Sunday, October 11, 2009

Sushi Boon, Sushi Enak-Murah-Repot

Ini dia sushi kaki lima yang lagi happening di Bandung. Mangkal dalam sebuah mobil yang disulap jadi dapur sekaligus ”mini bar”, Sushi Boon mangkal di depan toko sepatu Edward Forrer, seberang FO Level, Jalan Dago. Kalo dari bawah sebelah kiri jalan, sebelum Simpang Dago.

Gak tau sejak kapan warung mobil sushi ini ada, tapi masih termasuk gres dan rame-ramenya pembeli.
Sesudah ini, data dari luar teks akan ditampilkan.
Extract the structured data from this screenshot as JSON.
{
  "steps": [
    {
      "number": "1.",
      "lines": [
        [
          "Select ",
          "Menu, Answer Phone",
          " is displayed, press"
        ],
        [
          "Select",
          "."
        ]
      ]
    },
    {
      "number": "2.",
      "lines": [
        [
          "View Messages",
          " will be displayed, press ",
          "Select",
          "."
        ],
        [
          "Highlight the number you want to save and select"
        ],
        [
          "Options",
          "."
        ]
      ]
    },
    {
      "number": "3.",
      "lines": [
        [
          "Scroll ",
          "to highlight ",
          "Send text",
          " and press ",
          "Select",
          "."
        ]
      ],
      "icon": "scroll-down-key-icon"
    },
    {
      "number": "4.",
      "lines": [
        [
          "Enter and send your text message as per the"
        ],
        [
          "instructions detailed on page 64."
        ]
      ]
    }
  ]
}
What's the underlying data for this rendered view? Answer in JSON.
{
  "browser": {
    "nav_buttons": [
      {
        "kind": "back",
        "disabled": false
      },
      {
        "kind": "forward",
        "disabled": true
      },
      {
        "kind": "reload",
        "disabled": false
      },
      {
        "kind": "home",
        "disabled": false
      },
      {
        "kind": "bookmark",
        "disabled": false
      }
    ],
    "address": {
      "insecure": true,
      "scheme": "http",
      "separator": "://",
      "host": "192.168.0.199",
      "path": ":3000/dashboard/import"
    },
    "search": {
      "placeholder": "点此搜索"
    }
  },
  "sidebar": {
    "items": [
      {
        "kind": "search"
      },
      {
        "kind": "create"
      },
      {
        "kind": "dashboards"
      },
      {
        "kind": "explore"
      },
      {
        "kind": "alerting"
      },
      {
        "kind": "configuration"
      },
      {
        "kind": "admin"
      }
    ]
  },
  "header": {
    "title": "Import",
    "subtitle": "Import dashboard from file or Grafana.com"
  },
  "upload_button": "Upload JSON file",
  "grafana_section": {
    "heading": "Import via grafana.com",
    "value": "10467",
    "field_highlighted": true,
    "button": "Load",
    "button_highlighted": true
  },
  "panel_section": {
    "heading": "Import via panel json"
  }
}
Sabtu (10/10), aku dan temen-temen nyempetin ke sana. Penasaran juga sih kek apa sih sushi yang sedang rame diperbincangkan orang se-Bandung ini (lebay!).

Kami datang jam 15.00-an dan tempat itu dah rame sama anak-anak muda. Setelah itu datang juga rombongan keluarga. Rame deh. Padahal habis ujan dan masih bersisa rintik-rintiknya. Kok enggak pada males yak?

Tanpa buang-buang waktu, kami mencermati daftar menu, lalu pesen. Pesenan kami dicatat dengan nomor 25. What??! Padahal kami dah laper bangettt. Tapi apa boleh buat. Kami pun menunggu, duduk di kursi plastik yang tersebar di sekitar mobil Sushi Boon.

Pas pesenan dah sampe nomor 23-24, terjadi sedikit kekacauan akibat ujan yang mulai menderas. Para pembeli berlarian ke tempat yang teduh. Trus kursi-kursi plastik dikemasi ama pegawai Sushi Boon.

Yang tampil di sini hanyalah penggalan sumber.